抵达这里的第二周时,她倒下了,两个脚掌全都失去了知觉,冻得肿起。
若不是因为他们这个种族的特性,估计是要截肢的。
唐言泽背着她走了三天,也倒下了。
体力耗尽,精疲力竭。
他的手脚也开始长时间地失去“冷”与“痛”的感觉。
偶尔发出针刺般的疼痛,他都会欣喜万分,因为那代表着自己的四肢还在。
他们躲在一块岩石后,紧紧拥抱着取暖,发出短促的呼唤声,免得对方在风雪中耗尽了光,缓缓死去。
唐言泽记得一个成语故事,叫做相濡以沫。
据说泉水干涸了之后,两条鱼被困在陆地上,于是它们就用湿气相互滋润,用唾沫相互沾湿,用仅剩的水汽湿润对方。
唐言泽觉得,这和现在的他们很像。
他们被困在这北境的中央,无法前进,无法回去。
只能给予彼此一点点温暖,来延缓死神的降临。
……
被困在这里的第五天,唐言泽出发了,因为她的脚渐渐恢复了直觉,这是从他们到这里来开始,唯一一个好消息了。
这大概也和唐言泽经常将她的四肢捂在自己怀里有关吧。
他撕开自己的水囊,把那皮拉成了一条长条,把他们二人的手腕绑在了一起,防止风雪将他们吹开。
打的那个结经过风雪一吹,立马被冻成了冰,异常牢固。
他们再度向圣山出发,踏上最后的旅程。
他不打算停下来了,因为天气越来越恶劣,止步就意味着死亡。
只能一口气走到终点,在自己还没咽下最后一口气之前爬到山顶。
他们行走在冰层与积雪之上,一大一小两个背影被淹没在白色的风雪中,两行脚印也消失无踪。

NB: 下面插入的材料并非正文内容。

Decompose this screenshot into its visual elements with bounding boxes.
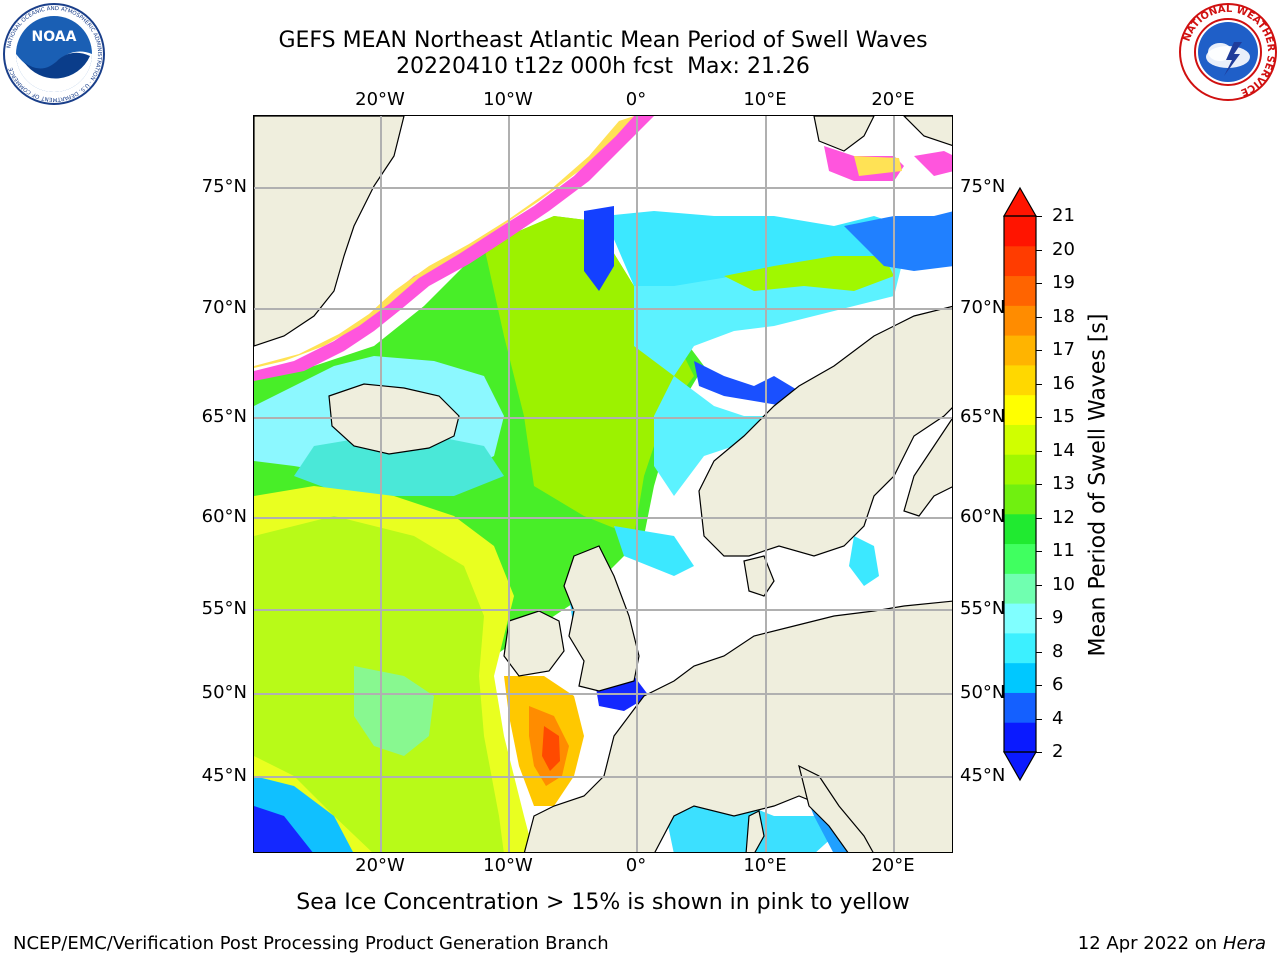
map-panel — [253, 115, 953, 853]
colorbar-segment — [1004, 454, 1036, 485]
colorbar-segment — [1004, 364, 1036, 396]
max-value: Max: 21.26 — [687, 54, 810, 79]
lon-label-bottom: 10°W — [483, 855, 533, 876]
swell-period-map — [254, 116, 952, 852]
forecast-date: 20220410 t12z 000h fcst — [396, 54, 674, 79]
producer-credit: NCEP/EMC/Verification Post Processing Pr… — [13, 933, 609, 954]
colorbar-tick-mark — [1036, 651, 1042, 653]
colorbar-tick-mark — [1036, 316, 1042, 318]
lat-label-right: 75°N — [960, 176, 1006, 197]
colorbar-tick-label: 11 — [1052, 540, 1075, 561]
colorbar-label: Mean Period of Swell Waves [s] — [1085, 313, 1111, 657]
lat-label-left: 70°N — [201, 297, 247, 318]
colorbar — [1002, 186, 1038, 782]
lon-label-top: 10°E — [743, 89, 787, 110]
lon-label-bottom: 10°E — [743, 855, 787, 876]
lon-label-top: 20°E — [871, 89, 915, 110]
lon-label-top: 10°W — [483, 89, 533, 110]
sea-ice-note: Sea Ice Concentration > 15% is shown in … — [296, 890, 910, 915]
sea-ice-edge — [254, 116, 952, 381]
lon-label-top: 0° — [625, 89, 647, 110]
colorbar-segment — [1004, 662, 1036, 693]
lon-label-bottom: 20°E — [871, 855, 915, 876]
lat-label-right: 60°N — [960, 506, 1006, 527]
lat-label-left: 75°N — [201, 176, 247, 197]
colorbar-segment — [1004, 603, 1036, 634]
colorbar-segment — [1004, 216, 1036, 247]
colorbar-tick-mark — [1036, 283, 1042, 284]
lon-label-bottom: 0° — [625, 855, 647, 876]
colorbar-tick-mark — [1036, 350, 1042, 351]
colorbar-tick-mark — [1036, 551, 1042, 552]
noaa-logo-text: NOAA — [32, 29, 77, 45]
colorbar-max-arrow — [1002, 186, 1038, 217]
generation-date: 12 Apr 2022 on Hera — [1077, 933, 1266, 954]
colorbar-tick-mark — [1036, 517, 1042, 519]
lat-label-right: 45°N — [960, 765, 1006, 786]
colorbar-tick-mark — [1036, 718, 1042, 720]
colorbar-tick-label: 15 — [1052, 406, 1075, 427]
colorbar-segment — [1004, 722, 1036, 753]
map-subtitle: 20220410 t12z 000h fcst Max: 21.26 — [253, 54, 953, 80]
colorbar-tick-mark — [1036, 752, 1042, 753]
colorbar-tick-label: 12 — [1052, 506, 1075, 528]
lat-label-right: 55°N — [960, 598, 1006, 619]
colorbar-tick-mark — [1036, 484, 1042, 485]
colorbar-segment — [1004, 573, 1036, 604]
colorbar-tick-label: 16 — [1052, 372, 1075, 394]
colorbar-tick-label: 4 — [1052, 707, 1064, 729]
colorbar-tick-label: 19 — [1052, 272, 1075, 293]
colorbar-segment — [1004, 305, 1036, 336]
map-title: GEFS MEAN Northeast Atlantic Mean Period… — [278, 28, 928, 53]
colorbar-tick-label: 21 — [1052, 205, 1075, 226]
lat-label-right: 65°N — [960, 406, 1006, 427]
colorbar-segment — [1004, 394, 1036, 425]
colorbar-tick-mark — [1036, 584, 1042, 586]
colorbar-tick-label: 18 — [1052, 305, 1075, 327]
colorbar-tick-label: 10 — [1052, 573, 1075, 595]
colorbar-segment — [1004, 484, 1036, 515]
colorbar-tick-mark — [1036, 417, 1042, 418]
colorbar-segment — [1004, 245, 1036, 277]
nws-logo: NATIONAL WEATHER SERVICE — [1179, 3, 1277, 101]
colorbar-tick-label: 14 — [1052, 439, 1075, 461]
colorbar-segment — [1004, 513, 1036, 545]
colorbar-tick-label: 8 — [1052, 640, 1064, 662]
colorbar-segments — [1004, 216, 1036, 753]
colorbar-segment — [1004, 275, 1036, 306]
colorbar-tick-label: 6 — [1052, 674, 1064, 695]
lat-label-left: 55°N — [201, 598, 247, 619]
swell-field — [254, 206, 952, 852]
colorbar-segment — [1004, 692, 1036, 723]
colorbar-tick-label: 13 — [1052, 473, 1075, 494]
noaa-logo: NOAA NATIONAL OCEANIC AND ATMOSPHERIC AD… — [3, 3, 105, 105]
lat-label-left: 65°N — [201, 406, 247, 427]
land — [254, 116, 952, 852]
graticule — [254, 116, 952, 852]
colorbar-segment — [1004, 424, 1036, 455]
colorbar-min-arrow — [1002, 751, 1038, 782]
colorbar-segment — [1004, 632, 1036, 664]
colorbar-tick-mark — [1036, 249, 1042, 251]
colorbar-segment — [1004, 543, 1036, 574]
lat-label-right: 50°N — [960, 682, 1006, 703]
colorbar-tick-label: 2 — [1052, 741, 1064, 762]
lat-label-left: 60°N — [201, 506, 247, 527]
colorbar-tick-mark — [1036, 216, 1042, 217]
lat-label-left: 45°N — [201, 765, 247, 786]
lon-label-bottom: 20°W — [355, 855, 405, 876]
lat-label-right: 70°N — [960, 297, 1006, 318]
colorbar-segment — [1004, 335, 1036, 366]
lon-label-top: 20°W — [355, 89, 405, 110]
colorbar-tick-mark — [1036, 618, 1042, 619]
lat-label-left: 50°N — [201, 682, 247, 703]
colorbar-tick-mark — [1036, 450, 1042, 452]
colorbar-tick-label: 9 — [1052, 607, 1064, 628]
colorbar-tick-label: 20 — [1052, 238, 1075, 260]
colorbar-tick-mark — [1036, 383, 1042, 385]
colorbar-tick-label: 17 — [1052, 339, 1075, 360]
colorbar-tick-mark — [1036, 685, 1042, 686]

这里是生命的禁区,没有什么可以在这风雪中留下痕迹,生命,就和那消失的脚印一样脆弱。
轻轻一抹,就消失无踪。
……
出发后的七天,她昏了过去。
这个坚强的女孩早已撑到了极限,这是沉默地咬着牙不说,然后像骆驼那样倒下。
骆驼和马不一样,马挑剔、矜贵,累了会休息,饿了渴了会叫唤。
骆驼只会跟着人一直往前走,什么都不说,忍耐过无数艰难的路途,最终忽然倒下,毫无征兆。
那一刻,唐言泽差点垮掉,眼前一黑就要栽倒。
但他还是咬牙坚持下来了。
他艰难地背起了她,在雪地里一脚深一脚浅地往前走。
在这风雪中,生命虽然脆弱,但心灵的光却可以闪烁不灭。
如风中烛火般摇曳、却执着。
不肯熄灭。
但他太累了,若不是因为他有一个需要保护的人,估计早就撑不下去了。
走了半天后,唐言泽失去了所有的光,无力地倒下,跌进了一个无底的深渊中。
失去了意识。
……
再度醒来时,一切都很安静。
四周是深邃的黑,什么都看不见。
唐言泽的第一反应是他死了,试炼结束了,但是周身传来的寒冷告诉他没有那么简单。
他看着地下,那里有什么东西散发着微弱的光。
他凑近了看,才发现那是某种发光苔藓。
原来他沿着巨大的冰缝,一路掉到了冻土层里,在这极度恶劣的环境下,这种小小的植物却在顽强地生长着。
也因为它发出的光,才让唐言泽不至于死亡。
当然,这个种族的特性也救了他一命,火柴人不会摔死,他们在落地时,斗篷会自动减速。